Ada tiga hal yang menjadi patokan.
Pertama, menulislah secara bebas. Tak usah peduli dengan berbagai rumus dan
tata bahasa. Setiap orang punya kisah ataupun gagasan yang layak untuk
dibagikan. Tak semua orang ditakdirkan untuk menjadi penulis besar ataupun
menjadi sosok hebat dalam menulis. Makanya, tak perlu ada jurus yang sama dalam
menulis. Semua orang bisa menemukan jalan kepenulsian sendiri-sendiri yang
paling membuatnya nyaman.
Kedua, jadikan menulis sebagai proses yang
bertumbuh. Pada hari ini kita menulis gagasan A, yang lalu akan tumbuh melalui
nutrisi masukan serta koreksi dari orang lain. Kita akan menyianginya dari
semua kritik dan cacian sehingga terus melesat tumbuh besar. Pada akhirnya,
kita akan memanen buah dari proses tersebut. Minimal kita mendapatkan
Ketiga, buka hati dan pikiran untuk selalu
belajar. Jangan pernah melupakan aktivitas untuk selalu membaca dan belajar
dari tulisan-tulisan orang lain. Belajar terbaik dalam hal menulis adalah
membaca. Membaca adalah sisi lain dari dunia menulis yang saling memperkuat dan
melengkapi. Seorang penulis hebat adalah juga seornag pembaca hebat. Temukan
jenis tulisan yang kamu minati, kemudian pelajari gaya dan teknik menulisnya.

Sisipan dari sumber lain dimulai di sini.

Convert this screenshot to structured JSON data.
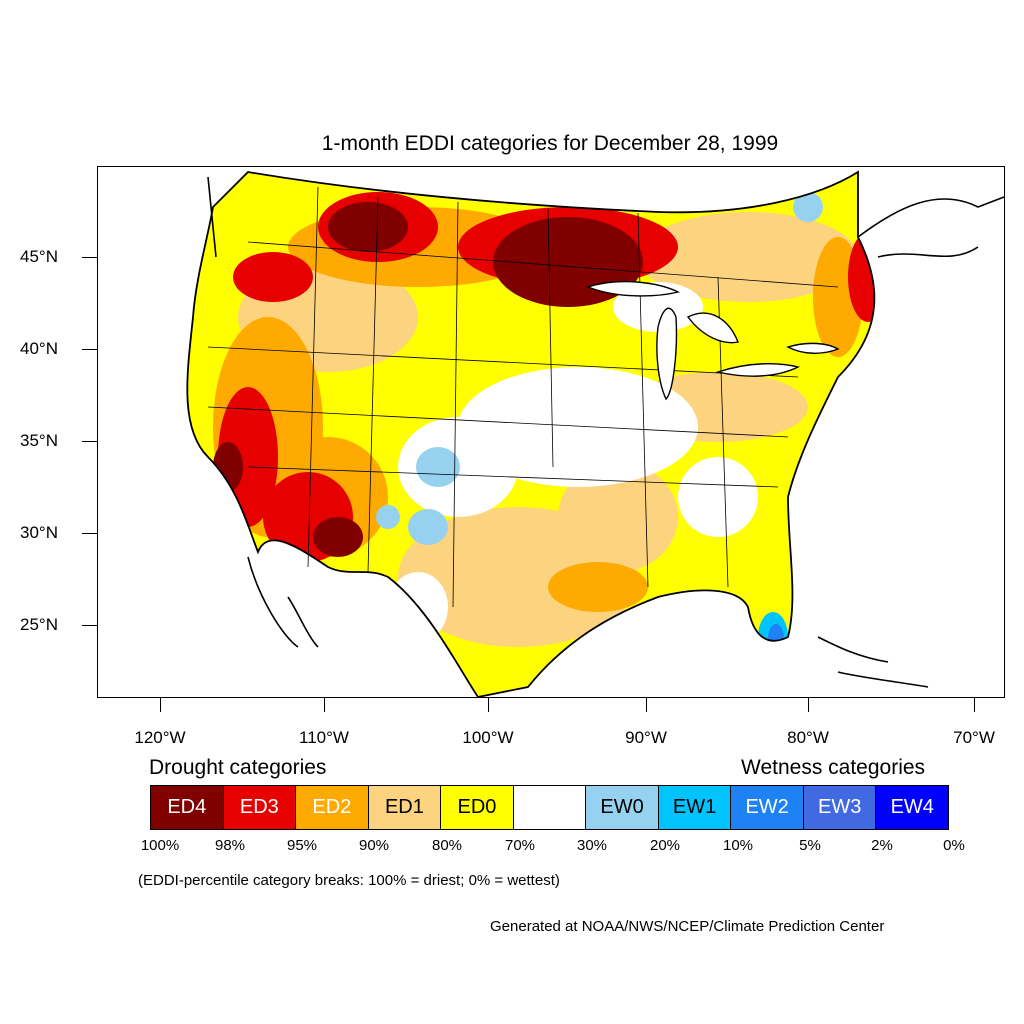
{
  "title": "1-month EDDI categories for December 28, 1999",
  "map": {
    "projection": "lambert-conformal",
    "region": "contiguous United States",
    "lat_labels": [
      "45°N",
      "40°N",
      "35°N",
      "30°N",
      "25°N"
    ],
    "lon_labels": [
      "120°W",
      "110°W",
      "100°W",
      "90°W",
      "80°W",
      "70°W"
    ],
    "regions": [
      {
        "area": "Northern Minnesota / western Great Lakes",
        "category": "ED4"
      },
      {
        "area": "Northern Idaho / western Montana",
        "category": "ED4"
      },
      {
        "area": "Southern California / southern Nevada",
        "category": "ED3"
      },
      {
        "area": "Arizona",
        "category": "ED3"
      },
      {
        "area": "Northern New England",
        "category": "ED3"
      },
      {
        "area": "Northern Plains",
        "category": "ED2"
      },
      {
        "area": "New Mexico / Colorado",
        "category": "EW0"
      },
      {
        "area": "South Florida",
        "category": "EW2"
      }
    ]
  },
  "legend": {
    "drought_title": "Drought categories",
    "wetness_title": "Wetness categories",
    "categories": [
      {
        "label": "ED4",
        "color": "#800000",
        "text_color": "#ffffff"
      },
      {
        "label": "ED3",
        "color": "#e60000",
        "text_color": "#ffffff"
      },
      {
        "label": "ED2",
        "color": "#ffaa00",
        "text_color": "#ffffff"
      },
      {
        "label": "ED1",
        "color": "#fcd37f",
        "text_color": "#000000"
      },
      {
        "label": "ED0",
        "color": "#ffff00",
        "text_color": "#000000"
      },
      {
        "label": "",
        "color": "#ffffff",
        "text_color": "#000000"
      },
      {
        "label": "EW0",
        "color": "#96d2f0",
        "text_color": "#000000"
      },
      {
        "label": "EW1",
        "color": "#00c3ff",
        "text_color": "#000000"
      },
      {
        "label": "EW2",
        "color": "#1e82f5",
        "text_color": "#ffffff"
      },
      {
        "label": "EW3",
        "color": "#4169e1",
        "text_color": "#ffffff"
      },
      {
        "label": "EW4",
        "color": "#0000ff",
        "text_color": "#ffffff"
      }
    ],
    "breaks": [
      "100%",
      "98%",
      "95%",
      "90%",
      "80%",
      "70%",
      "30%",
      "20%",
      "10%",
      "5%",
      "2%",
      "0%"
    ],
    "note": "(EDDI-percentile category breaks: 100% = driest; 0% = wettest)"
  },
  "credit": "Generated at NOAA/NWS/NCEP/Climate Prediction Center"
}
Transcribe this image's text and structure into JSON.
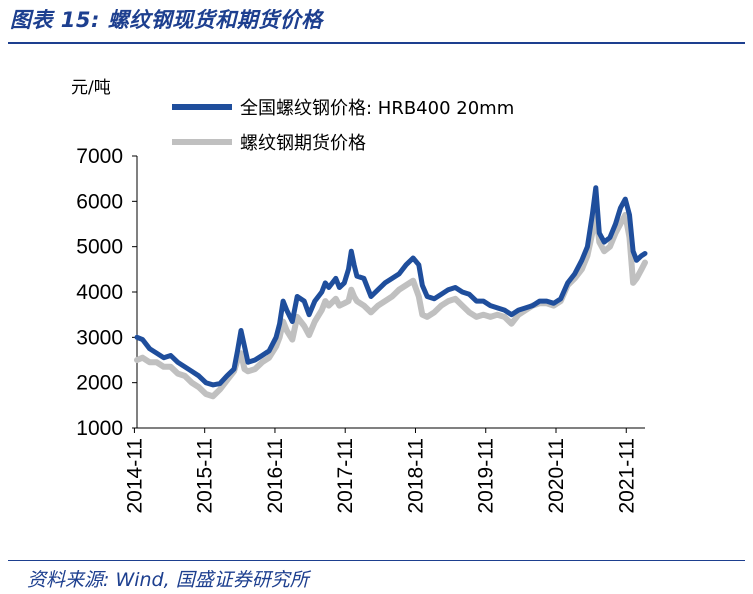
{
  "figure": {
    "title": "图表 15:  螺纹钢现货和期货价格",
    "source": "资料来源: Wind, 国盛证券研究所"
  },
  "chart_data": {
    "type": "line",
    "unit_label": "元/吨",
    "ylim": [
      1000,
      7000
    ],
    "yticks": [
      "7000",
      "6000",
      "5000",
      "4000",
      "3000",
      "2000",
      "1000"
    ],
    "xticks": [
      "2014-11",
      "2015-11",
      "2016-11",
      "2017-11",
      "2018-11",
      "2019-11",
      "2020-11",
      "2021-11"
    ],
    "x_range": [
      2014.87,
      2022.1
    ],
    "legend_position": "top-left",
    "series": [
      {
        "name": "全国螺纹钢价格: HRB400 20mm",
        "color": "#1f4e9c",
        "points": [
          [
            2014.87,
            3000
          ],
          [
            2014.95,
            2950
          ],
          [
            2015.05,
            2750
          ],
          [
            2015.15,
            2650
          ],
          [
            2015.25,
            2550
          ],
          [
            2015.35,
            2600
          ],
          [
            2015.45,
            2450
          ],
          [
            2015.55,
            2350
          ],
          [
            2015.65,
            2250
          ],
          [
            2015.75,
            2150
          ],
          [
            2015.85,
            2000
          ],
          [
            2015.95,
            1950
          ],
          [
            2016.05,
            1980
          ],
          [
            2016.15,
            2150
          ],
          [
            2016.25,
            2300
          ],
          [
            2016.3,
            2700
          ],
          [
            2016.35,
            3150
          ],
          [
            2016.4,
            2800
          ],
          [
            2016.45,
            2450
          ],
          [
            2016.55,
            2500
          ],
          [
            2016.65,
            2600
          ],
          [
            2016.75,
            2700
          ],
          [
            2016.85,
            3000
          ],
          [
            2016.9,
            3300
          ],
          [
            2016.95,
            3800
          ],
          [
            2017.0,
            3600
          ],
          [
            2017.08,
            3350
          ],
          [
            2017.15,
            3900
          ],
          [
            2017.25,
            3800
          ],
          [
            2017.32,
            3500
          ],
          [
            2017.4,
            3800
          ],
          [
            2017.5,
            4000
          ],
          [
            2017.55,
            4200
          ],
          [
            2017.6,
            4100
          ],
          [
            2017.7,
            4300
          ],
          [
            2017.75,
            4100
          ],
          [
            2017.82,
            4200
          ],
          [
            2017.88,
            4500
          ],
          [
            2017.92,
            4900
          ],
          [
            2017.96,
            4600
          ],
          [
            2018.0,
            4350
          ],
          [
            2018.1,
            4300
          ],
          [
            2018.2,
            3900
          ],
          [
            2018.3,
            4050
          ],
          [
            2018.4,
            4200
          ],
          [
            2018.5,
            4300
          ],
          [
            2018.6,
            4400
          ],
          [
            2018.7,
            4600
          ],
          [
            2018.8,
            4750
          ],
          [
            2018.88,
            4600
          ],
          [
            2018.93,
            4150
          ],
          [
            2019.0,
            3900
          ],
          [
            2019.1,
            3850
          ],
          [
            2019.2,
            3950
          ],
          [
            2019.3,
            4050
          ],
          [
            2019.4,
            4100
          ],
          [
            2019.5,
            4000
          ],
          [
            2019.6,
            3950
          ],
          [
            2019.7,
            3800
          ],
          [
            2019.8,
            3800
          ],
          [
            2019.9,
            3700
          ],
          [
            2020.0,
            3650
          ],
          [
            2020.1,
            3600
          ],
          [
            2020.2,
            3500
          ],
          [
            2020.3,
            3600
          ],
          [
            2020.4,
            3650
          ],
          [
            2020.5,
            3700
          ],
          [
            2020.6,
            3800
          ],
          [
            2020.7,
            3800
          ],
          [
            2020.8,
            3750
          ],
          [
            2020.9,
            3850
          ],
          [
            2021.0,
            4200
          ],
          [
            2021.1,
            4400
          ],
          [
            2021.2,
            4700
          ],
          [
            2021.28,
            5000
          ],
          [
            2021.35,
            5700
          ],
          [
            2021.4,
            6300
          ],
          [
            2021.45,
            5300
          ],
          [
            2021.52,
            5100
          ],
          [
            2021.6,
            5200
          ],
          [
            2021.68,
            5500
          ],
          [
            2021.75,
            5850
          ],
          [
            2021.82,
            6050
          ],
          [
            2021.88,
            5700
          ],
          [
            2021.93,
            4900
          ],
          [
            2021.98,
            4700
          ],
          [
            2022.05,
            4800
          ],
          [
            2022.1,
            4850
          ]
        ]
      },
      {
        "name": "螺纹钢期货价格",
        "color": "#c0c0c0",
        "points": [
          [
            2014.87,
            2500
          ],
          [
            2014.95,
            2550
          ],
          [
            2015.05,
            2450
          ],
          [
            2015.15,
            2450
          ],
          [
            2015.25,
            2350
          ],
          [
            2015.35,
            2350
          ],
          [
            2015.45,
            2200
          ],
          [
            2015.55,
            2150
          ],
          [
            2015.65,
            2000
          ],
          [
            2015.75,
            1900
          ],
          [
            2015.85,
            1750
          ],
          [
            2015.95,
            1700
          ],
          [
            2016.05,
            1850
          ],
          [
            2016.15,
            2050
          ],
          [
            2016.25,
            2250
          ],
          [
            2016.3,
            2500
          ],
          [
            2016.35,
            2650
          ],
          [
            2016.4,
            2300
          ],
          [
            2016.45,
            2250
          ],
          [
            2016.55,
            2300
          ],
          [
            2016.65,
            2450
          ],
          [
            2016.75,
            2550
          ],
          [
            2016.85,
            2800
          ],
          [
            2016.9,
            3000
          ],
          [
            2016.95,
            3350
          ],
          [
            2017.0,
            3150
          ],
          [
            2017.08,
            2950
          ],
          [
            2017.15,
            3450
          ],
          [
            2017.25,
            3250
          ],
          [
            2017.32,
            3050
          ],
          [
            2017.4,
            3350
          ],
          [
            2017.5,
            3600
          ],
          [
            2017.55,
            3800
          ],
          [
            2017.6,
            3700
          ],
          [
            2017.7,
            3850
          ],
          [
            2017.75,
            3700
          ],
          [
            2017.82,
            3750
          ],
          [
            2017.88,
            3800
          ],
          [
            2017.92,
            4050
          ],
          [
            2017.96,
            3900
          ],
          [
            2018.0,
            3800
          ],
          [
            2018.1,
            3700
          ],
          [
            2018.2,
            3550
          ],
          [
            2018.3,
            3700
          ],
          [
            2018.4,
            3800
          ],
          [
            2018.5,
            3900
          ],
          [
            2018.6,
            4050
          ],
          [
            2018.7,
            4150
          ],
          [
            2018.8,
            4250
          ],
          [
            2018.88,
            3900
          ],
          [
            2018.93,
            3500
          ],
          [
            2019.0,
            3450
          ],
          [
            2019.1,
            3550
          ],
          [
            2019.2,
            3700
          ],
          [
            2019.3,
            3800
          ],
          [
            2019.4,
            3850
          ],
          [
            2019.5,
            3700
          ],
          [
            2019.6,
            3550
          ],
          [
            2019.7,
            3450
          ],
          [
            2019.8,
            3500
          ],
          [
            2019.9,
            3450
          ],
          [
            2020.0,
            3500
          ],
          [
            2020.1,
            3450
          ],
          [
            2020.2,
            3300
          ],
          [
            2020.3,
            3500
          ],
          [
            2020.4,
            3600
          ],
          [
            2020.5,
            3700
          ],
          [
            2020.6,
            3750
          ],
          [
            2020.7,
            3750
          ],
          [
            2020.8,
            3700
          ],
          [
            2020.9,
            3800
          ],
          [
            2021.0,
            4150
          ],
          [
            2021.1,
            4300
          ],
          [
            2021.2,
            4500
          ],
          [
            2021.28,
            4800
          ],
          [
            2021.35,
            5300
          ],
          [
            2021.4,
            5800
          ],
          [
            2021.45,
            5100
          ],
          [
            2021.52,
            4900
          ],
          [
            2021.6,
            5000
          ],
          [
            2021.68,
            5300
          ],
          [
            2021.75,
            5500
          ],
          [
            2021.82,
            5700
          ],
          [
            2021.88,
            5200
          ],
          [
            2021.93,
            4200
          ],
          [
            2021.98,
            4300
          ],
          [
            2022.05,
            4500
          ],
          [
            2022.1,
            4650
          ]
        ]
      }
    ]
  }
}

Semakin banyak membaca, seseorang akan menemukan sendiri kriteria dan jalan ke
arah dunia menulis.
Pelatihan ini membuka mata saya. Bahwa
pada dasarnya tulisan itu ibarat tanaman yang bisa terus dipupuk dan dibesarkan
melalui tangan dingin kita. Ada pula parasit yang kelak akan mengecilkan
tanaman itu. Parasit itu seringkali sukses mematikan tanaman menulis seseorang.
Namun mereka yang punya passion kuat
akan sukses membesarkan tanaman itu, lalu menikmati buah-buah manisnya.
***
DUA minggu berlalu sesuai pelatihan. Hari
ini saya membuka email. Beberapa sahabat mengirimkan link artikel yang
dibuatnya. Ada juga yang memberitahukan rencana untuk membuat buku-buku teks.
Ada pula yang mengirimkan email, “Apakah kita bisa melakukan pelatihan itu
sekali lagi? Saya masih ingin belajar lebih banyak!”